We played in Paris a few weeks before the Bataclan attack in 2015, and I remember all the news coverage was right outside the hotel we stayed at. There are so many places that are supposed to be fun or safe, people just trying to live their lives, and every time one of these things happens the news cycle grieves, nothing changes, and we move on. Infinite repeat. Our music video for “Like A Kennedy” is a pretty heavy commentary on that cycle.
“The Inversion”:
This is probably the darkest song on the record. Going back to the original Big Data stuff that I did around 2012/2013, I’ve always enjoyed exploring the relationship between man and machine. It’s one of the most fascinating stories in human history and we have front row seats right now if you’re paying attention. Most of us live two lives, one digital and one physical.
They compete for our attention constantly, but over the past couple years the balance has shifted heavily as COVID forced us to live in the digital realm even more than we already were. Polarizing algorithms have added extra fuel to the fire. The anger in the timeline has spilled into the streets. I don’t know if our digital and physical worlds will find a way to peacefully coexist or if the digital will continue to dominate the physical, but I think the pandemic will be looked back at as an inflection point between the two by future generations.

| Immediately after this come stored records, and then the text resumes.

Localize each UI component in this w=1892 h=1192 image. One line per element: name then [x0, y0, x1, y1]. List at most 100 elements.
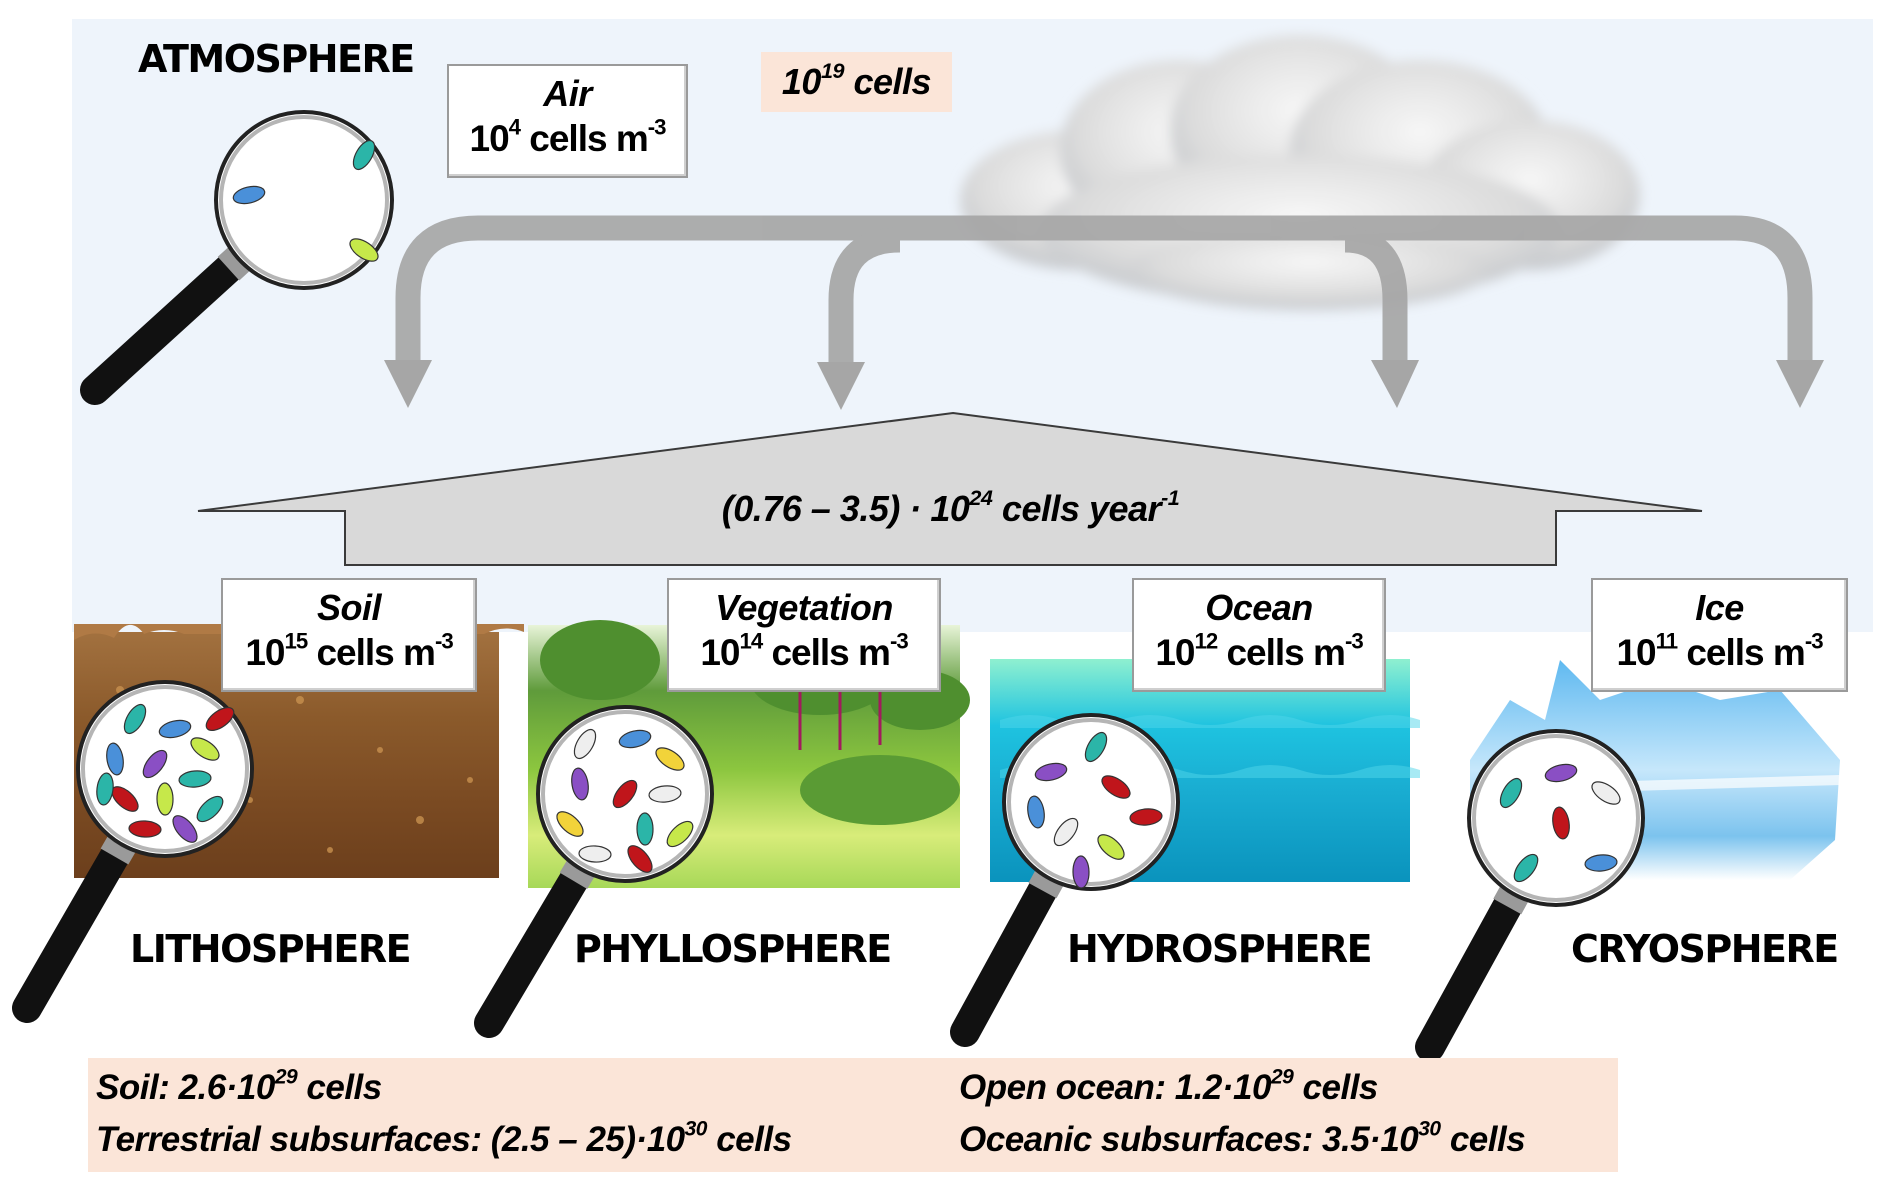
cryosphere-title: CRYOSPHERE	[1571, 927, 1839, 971]
arrow-head-lithosphere	[384, 360, 432, 408]
bacterium-icon	[618, 729, 652, 749]
totals-terrestrial-subsurfaces: Terrestrial subsurfaces: (2.5 – 25)·1030…	[96, 1117, 792, 1159]
flux-range: (0.76 – 3.5) ·	[721, 488, 931, 529]
ocean-density: 1012 cells m-3	[1155, 628, 1363, 673]
bacterium-icon	[1544, 763, 1578, 783]
magnifier-collar	[1028, 870, 1064, 899]
atmosphere-magnifier-icon	[80, 110, 394, 405]
magnifier-collar	[559, 860, 595, 890]
emission-flux-label: (0.76 – 3.5) · 1024 cells year-1	[345, 484, 1556, 530]
bacterium-icon	[205, 706, 235, 732]
bacterium-icon	[156, 782, 174, 816]
vegetation-label-name: Vegetation	[715, 587, 893, 628]
ice-label-box: Ice 1011 cells m-3	[1591, 578, 1848, 692]
bacterium-icon	[1499, 777, 1523, 809]
bacterium-icon	[1053, 817, 1079, 847]
air-density: 104 cells m-3	[469, 114, 667, 159]
bacterium-icon	[1034, 762, 1068, 782]
soil-density: 1015 cells m-3	[245, 628, 453, 673]
bacterium-icon	[573, 728, 597, 760]
magnifier-collar	[100, 836, 136, 865]
hydrosphere-title: HYDROSPHERE	[1067, 927, 1373, 971]
bacterium-icon	[1097, 834, 1125, 860]
bacterium-icon	[178, 770, 212, 788]
flux-unit-exponent: -1	[1161, 484, 1180, 510]
bacterium-icon	[123, 703, 147, 735]
phyllosphere-title: PHYLLOSPHERE	[574, 927, 892, 971]
ocean-label-name: Ocean	[1205, 587, 1313, 628]
bacterium-icon	[612, 779, 638, 809]
bacterium-icon	[578, 845, 612, 863]
bacterium-icon	[1084, 731, 1108, 763]
bacterium-icon	[142, 749, 168, 779]
arrow-path-branch-2	[1344, 227, 1408, 362]
vegetation-density: 1014 cells m-3	[700, 628, 908, 673]
flux-exponent: 24	[969, 484, 993, 510]
arrow-head-cryosphere	[1776, 360, 1824, 408]
bacterium-icon	[556, 811, 584, 837]
ocean-label-box: Ocean 1012 cells m-3	[1132, 578, 1386, 692]
ice-density: 1011 cells m-3	[1616, 628, 1823, 673]
totals-soil: Soil: 2.6·1029 cells	[96, 1065, 382, 1107]
arrow-head-phyllosphere	[817, 362, 865, 410]
bacterium-icon	[1027, 795, 1045, 829]
bacterium-icon	[196, 795, 224, 823]
magnifier-handle	[12, 829, 137, 1023]
bacterium-icon	[648, 785, 682, 803]
air-label-name: Air	[543, 73, 592, 114]
magnifier-handle	[950, 863, 1065, 1047]
lithosphere-title: LITHOSPHERE	[130, 927, 412, 971]
bacterium-icon	[636, 812, 654, 846]
atmosphere-total-box: 1019 cells	[761, 52, 952, 112]
bacterium-icon	[1072, 855, 1090, 889]
bacterium-icon	[172, 815, 198, 843]
bacterium-icon	[655, 747, 685, 771]
bacterium-icon	[1552, 806, 1570, 840]
bacterium-icon	[571, 767, 589, 801]
bacterium-icon	[627, 845, 653, 873]
bacterium-icon	[106, 742, 124, 776]
bacterium-icon	[1584, 854, 1618, 872]
arrow-path-branch-1	[828, 227, 901, 364]
bacterium-icon	[1591, 781, 1621, 805]
flux-base: 10	[930, 488, 970, 529]
bacterium-icon	[190, 737, 220, 761]
emission-arrow-shape	[197, 411, 1703, 566]
arrow-path-main	[395, 215, 1813, 362]
bacterium-icon	[1129, 808, 1163, 826]
phyllosphere-magnifier-icon	[474, 705, 714, 1038]
totals-open-ocean: Open ocean: 1.2·1029 cells	[959, 1065, 1378, 1107]
soil-label-name: Soil	[316, 587, 382, 628]
bacterium-icon	[666, 820, 694, 848]
bacterium-icon	[158, 719, 192, 739]
bacterium-icon	[352, 139, 376, 171]
bacterium-icon	[128, 820, 162, 838]
magnifier-collar	[1493, 886, 1529, 915]
air-label-box: Air 104 cells m-3	[447, 64, 688, 178]
bacterium-icon	[96, 772, 114, 806]
totals-oceanic-subsurfaces: Oceanic subsurfaces: 3.5·1030 cells	[959, 1117, 1526, 1159]
arrow-head-hydrosphere	[1371, 360, 1419, 408]
magnifier-lens	[1002, 713, 1180, 891]
atmosphere-title: ATMOSPHERE	[138, 37, 415, 81]
magnifier-collar	[217, 247, 250, 281]
soil-label-box: Soil 1015 cells m-3	[221, 578, 477, 692]
magnifier-handle	[474, 853, 596, 1038]
bacterium-icon	[1101, 775, 1131, 799]
lithosphere-magnifier-icon	[12, 680, 254, 1023]
magnifier-lens	[214, 110, 394, 290]
hydrosphere-magnifier-icon	[950, 713, 1180, 1047]
magnifier-handle	[80, 244, 254, 405]
bacterium-icon	[1513, 853, 1539, 883]
vegetation-label-box: Vegetation 1014 cells m-3	[667, 578, 941, 692]
magnifier-handle	[1415, 879, 1530, 1062]
ice-label-name: Ice	[1695, 587, 1744, 628]
cryosphere-magnifier-icon	[1415, 729, 1645, 1062]
flux-unit: cells year	[1001, 488, 1162, 529]
bacterium-icon	[349, 238, 379, 262]
bacterium-icon	[232, 185, 266, 205]
global-totals-box: Soil: 2.6·1029 cells Terrestrial subsurf…	[88, 1058, 1618, 1172]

“Why Would You Want to Be Young Again?”:
Our culture is obsessed with youth, but there are so many things about being young I’d never want to go through again: “Why would you want to be young again?/ Taxed by your fears, not your government/ Why would you want to be young again?/ Who has the time for the suffering?” I was a really scared kid, I don’t want to go back. Plus the whole pursuit of endless youth just feels silly to me. Everyone gets older, no one who has ever lived has been able to stop that. Embrace the wisdom that comes with age. Focus on things you get better at with time.
“Have You Ever Lit a Year on Fire?”:
I promised myself we wouldn’t make a “pandemic record.” I knew lots of artists were trying to figure out how to rhyme coronavirus with papyrus (hey, I did it). Sure, you can feel things creeping in here and there, but the album is generally not about being alone in your room and missing people. Things got to a point in 2021, though, where normal life had resumed for most people, but not for those in my line of work. Accordingly, this is our song about sitting home and watching the rest of the world function.
My grandma passed when I was working on this one (it was also the last song recorded for the record) and it really just drove home all the mortality questions I had been asking myself early on in the recording process. She spent her last year on Earth sitting inside hiding from a virus. She didn’t really get to see many people, didn’t get to go to a restaurant, nothing. Just sitting there waiting.
My mom called me and told me it was time to come say goodbye as I was recording the end of the song. That moment is very obvious listening back: “Do you think we can get it back? Back before the end?/ Suspended animation.” A strange and personal end to a record about living.